Japan’s Topix index advanced 0.9 percent and the benchmark Nikkei 225 Stock Average increased 0.7 percent. Taiwan’s Taiex index added 0.1 percent and Singapore’s Straits Times Index rose 0.8 percent. Australia’s S&P/ASX 200 Index jumped 1.5 percent, while New Zealand’s NZX 50 Index climbed 0.9 percent.
South Korea’s Kospi Index swung between gains and losses. Hong Kong’s Hang Seng Index dropped 0.5 as it resumed trading following yesterday’s holiday. China’s Shanghai Composite Index lost 0.4 percent.
The MSCI Asia Pacific Index retreated 9.4 percent through yesterday from the closing level on May 20, which was the highest since June 2008. Shares on the gauge traded at 12.8 times estimated earnings as of yesterday, compared with 14.7 for the Standard & Poor’s 500 Index and 12.8 times for the Stoxx Europe 600 Index, according to data compiled by Bloomberg.

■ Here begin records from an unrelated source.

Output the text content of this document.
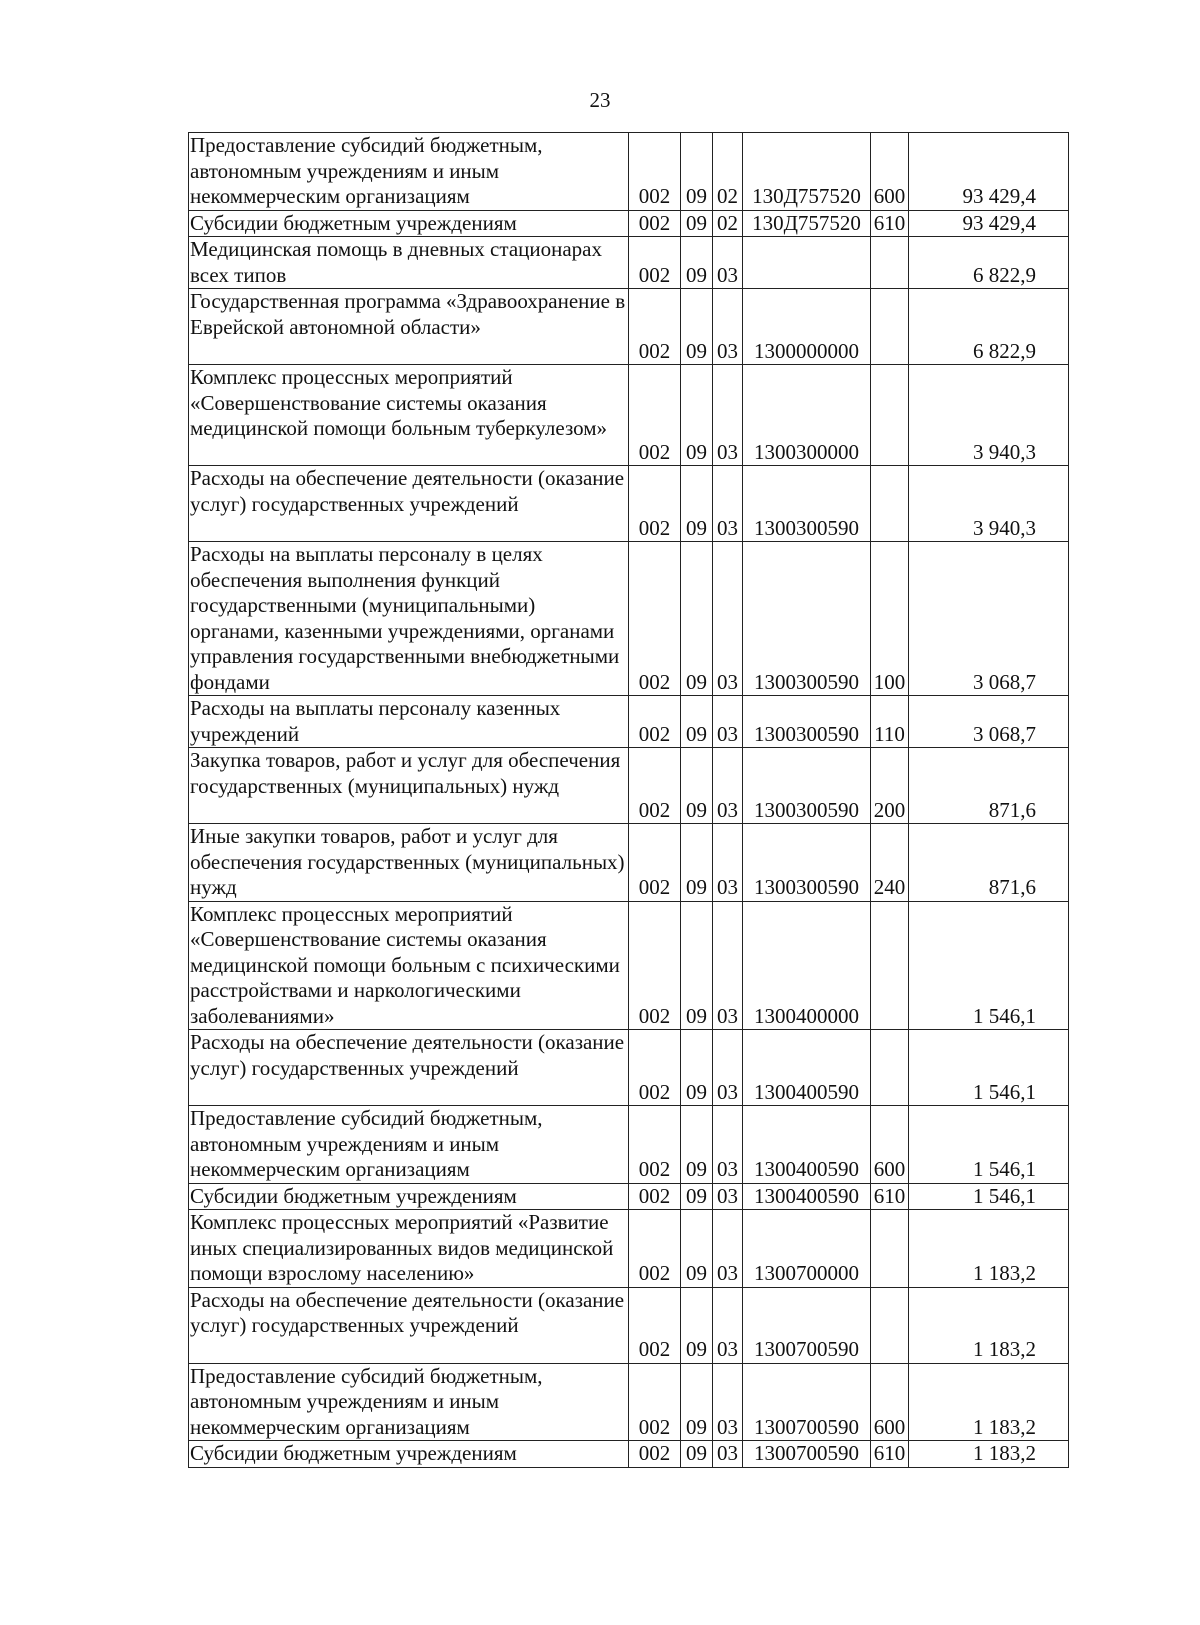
23
Предоставление субсидий бюджетным, автономным учреждениям и иным некоммерческим организациям	002	09	02	130Д757520	600	93 429,4
Субсидии бюджетным учреждениям	002	09	02	130Д757520	610	93 429,4
Медицинская помощь в дневных стационарах всех типов	002	09	03			6 822,9
Государственная программа «Здравоохранение в Еврейской автономной области»	002	09	03	1300000000		6 822,9
Комплекс процессных мероприятий «Совершенствование системы оказания медицинской помощи больным туберкулезом»	002	09	03	1300300000		3 940,3
Расходы на обеспечение деятельности (оказание услуг) государственных учреждений	002	09	03	1300300590		3 940,3
Расходы на выплаты персоналу в целях обеспечения выполнения функций государственными (муниципальными) органами, казенными учреждениями, органами управления государственными внебюджетными фондами	002	09	03	1300300590	100	3 068,7
Расходы на выплаты персоналу казенных учреждений	002	09	03	1300300590	110	3 068,7
Закупка товаров, работ и услуг для обеспечения государственных (муниципальных) нужд	002	09	03	1300300590	200	871,6
Иные закупки товаров, работ и услуг для обеспечения государственных (муниципальных) нужд	002	09	03	1300300590	240	871,6
Комплекс процессных мероприятий «Совершенствование системы оказания медицинской помощи больным с психическими расстройствами и наркологическими заболеваниями»	002	09	03	1300400000		1 546,1
Расходы на обеспечение деятельности (оказание услуг) государственных учреждений	002	09	03	1300400590		1 546,1
Предоставление субсидий бюджетным, автономным учреждениям и иным некоммерческим организациям	002	09	03	1300400590	600	1 546,1
Субсидии бюджетным учреждениям	002	09	03	1300400590	610	1 546,1
Комплекс процессных мероприятий «Развитие иных специализированных видов медицинской помощи взрослому населению»	002	09	03	1300700000		1 183,2
Расходы на обеспечение деятельности (оказание услуг) государственных учреждений	002	09	03	1300700590		1 183,2
Предоставление субсидий бюджетным, автономным учреждениям и иным некоммерческим организациям	002	09	03	1300700590	600	1 183,2
Субсидии бюджетным учреждениям	002	09	03	1300700590	610	1 183,2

Futures on the Standard & Poor’s 500 Index added 0.1 percent today after the index rose 0.5 percent in New York yesterday. The Institute for Supply Management’s manufacturing index increased to 50.9 in June from 49 a month earlier, the Tempe, Arizona-based group said yesterday. The median forecast of 85 economists surveyed by Bloomberg called for the measure to rise to 50.5. A reading above 50 signals expansion.
Construction spending in the U.S. climbed in May, led by the strongest expenditures on residential projects in more than four years.
Exporters advanced. Li & Fung climbed 3.8 percent to HK$11.06 in Hong Kong. James Hardie Industries SE, a building-materials supplier that counts the U.S. as its biggest market, gained 1.7 percent to A$9.45 in Sydney. Honda Motor Co. (7267), which gets 46 percent of its car sales from North America, added 2 percent to 3,775 yen in Tokyo.
Gold producers rose as the bullion gained as much as 0.5 percent today, heading for its third day of advance. Newcrest jumped 5.9 percent to HK$10.59. Zijin Mining Group Co. (2899), China’s biggest gold miner, gained 4.4 percent to HK$1.43.
PetroChina Co., the country’s biggest natural gas producer and supplier, surged 5.8 percent to HK$8.73, heading for its biggest advance since January 2010, after Beijing announced it will raise prices for non-residential users.
Tokyo Electric Power Co. (9501), the utility at the center of the 2011 nuclear disaster, jumped 10 percent to 576 yen on a report it will apply to restart reactors at one of its plants.
Among stocks that declined, SK Hynix (000660) slumped 7.3 percent to 29,250 won in Seoul. CLSA cut the stock’s rating to sell from outperform, saying earnings may peak this quarter.